In the last two weeks, Fed officials have tried to play down market expectations of a half percentage point move. They have made clear that they want to raise rates by a quarter-point at that meeting.
On Wednesday, Cleveland Fed President Loretta Mester laid out a game plan where the Fed starts with quarter-point rate hikes, with more aggressive moves on the table in the second half of the year if the high inflation reading persist.
Rajappa said she thought rate hikes at every meeting was a better strategy than a half-a-percentage point move.
Historical experience shows that when the market has priced in a 70% or 80% chance of a rate hike, “you tend to see the Fed actually does deliver the rate hike,” Rajappa said.
Neil Dutta, chief economist at Renaissance Macro Research, said if the Fed only raised its policy rate by a quarter-point on March 16, it would be a “dovish suprise.”
“The Fed might not want to go 50, but they probably should,” Dutta said, in a note to clients.
Sal Guatieri, senior economist at BMO Capital Markets in Toronto said: “While this report, on its own, might not trigger a 50-bps inaugural rate hike from the Fed, the pressure will continue to mount if inflation doesn’t begin to rollover this spring as policymakers anticipate.”

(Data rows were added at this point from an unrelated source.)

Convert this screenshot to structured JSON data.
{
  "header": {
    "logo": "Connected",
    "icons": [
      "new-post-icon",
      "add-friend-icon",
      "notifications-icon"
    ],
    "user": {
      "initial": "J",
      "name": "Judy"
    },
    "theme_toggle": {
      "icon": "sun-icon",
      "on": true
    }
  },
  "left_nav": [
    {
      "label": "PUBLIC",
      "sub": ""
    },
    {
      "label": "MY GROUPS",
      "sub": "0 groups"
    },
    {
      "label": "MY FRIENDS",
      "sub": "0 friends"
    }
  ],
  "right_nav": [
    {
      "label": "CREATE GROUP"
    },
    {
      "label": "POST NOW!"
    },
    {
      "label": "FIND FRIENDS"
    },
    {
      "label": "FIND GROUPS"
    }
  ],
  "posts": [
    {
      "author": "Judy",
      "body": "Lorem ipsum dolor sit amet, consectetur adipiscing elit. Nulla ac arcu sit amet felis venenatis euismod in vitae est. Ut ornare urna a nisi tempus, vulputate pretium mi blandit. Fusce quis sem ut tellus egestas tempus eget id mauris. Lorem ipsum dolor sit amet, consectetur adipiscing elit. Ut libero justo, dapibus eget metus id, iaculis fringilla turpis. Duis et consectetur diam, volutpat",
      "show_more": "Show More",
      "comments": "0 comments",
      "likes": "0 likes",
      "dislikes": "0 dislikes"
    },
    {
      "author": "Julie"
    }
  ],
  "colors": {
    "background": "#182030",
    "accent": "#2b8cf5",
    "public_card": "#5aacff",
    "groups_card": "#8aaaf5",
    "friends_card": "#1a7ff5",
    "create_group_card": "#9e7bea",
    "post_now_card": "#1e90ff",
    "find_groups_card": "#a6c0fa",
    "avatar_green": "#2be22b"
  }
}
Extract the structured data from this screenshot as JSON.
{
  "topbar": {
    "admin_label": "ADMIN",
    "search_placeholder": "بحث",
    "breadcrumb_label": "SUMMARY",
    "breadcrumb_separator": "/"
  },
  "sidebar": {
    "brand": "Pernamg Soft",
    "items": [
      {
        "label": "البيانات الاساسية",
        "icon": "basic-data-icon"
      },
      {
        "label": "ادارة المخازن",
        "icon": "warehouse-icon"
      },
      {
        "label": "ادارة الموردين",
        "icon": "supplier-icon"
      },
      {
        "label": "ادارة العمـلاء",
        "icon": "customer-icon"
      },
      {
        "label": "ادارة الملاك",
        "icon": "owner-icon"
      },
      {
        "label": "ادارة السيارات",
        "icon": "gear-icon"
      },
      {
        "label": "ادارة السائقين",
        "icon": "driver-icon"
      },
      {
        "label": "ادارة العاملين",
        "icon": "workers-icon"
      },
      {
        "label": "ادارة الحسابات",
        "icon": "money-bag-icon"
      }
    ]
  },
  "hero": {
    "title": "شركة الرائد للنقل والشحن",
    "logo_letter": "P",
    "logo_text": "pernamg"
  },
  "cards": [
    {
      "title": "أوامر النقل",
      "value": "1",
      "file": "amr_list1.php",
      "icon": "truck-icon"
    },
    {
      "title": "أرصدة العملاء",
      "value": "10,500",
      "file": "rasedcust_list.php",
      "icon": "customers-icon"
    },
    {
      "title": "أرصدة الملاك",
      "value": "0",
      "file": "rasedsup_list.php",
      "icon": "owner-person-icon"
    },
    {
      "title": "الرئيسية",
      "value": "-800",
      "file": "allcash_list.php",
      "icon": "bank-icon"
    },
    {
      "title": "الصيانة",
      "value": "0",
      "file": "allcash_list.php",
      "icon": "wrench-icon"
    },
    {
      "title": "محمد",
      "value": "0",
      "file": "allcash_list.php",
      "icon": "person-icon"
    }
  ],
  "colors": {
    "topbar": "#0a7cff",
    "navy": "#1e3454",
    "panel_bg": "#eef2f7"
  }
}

Steve Stanley, chief economist, Amherst Pierpont Securities, said he remained confident the Fed will want to limit the first rate hike to 25 basis points.
“Beyond March, I am not digging in my heels about much of anything,” Stanley said.
There will be more data for the Fed to consider prior to its March 16 meeting, with another consumer price index report due before then.
Economists note that Fed raising rates isn’t a panacea.
“Fed rate hikes won’t do anything to improve supply chains, but higher rates ought to slow demand and bat inflation expectations down,” said Scott Brown, chief economist at Raymond James Financial, in a note to clients.
U.S. stocks DJIA, -0.05% SPX, -0.11% were down in the wake of the inflation data Thursday and the yield on the 10-year Treasury note TMUBMUSD10Y, 2.000% rose very close to 2%, highest level since 2019.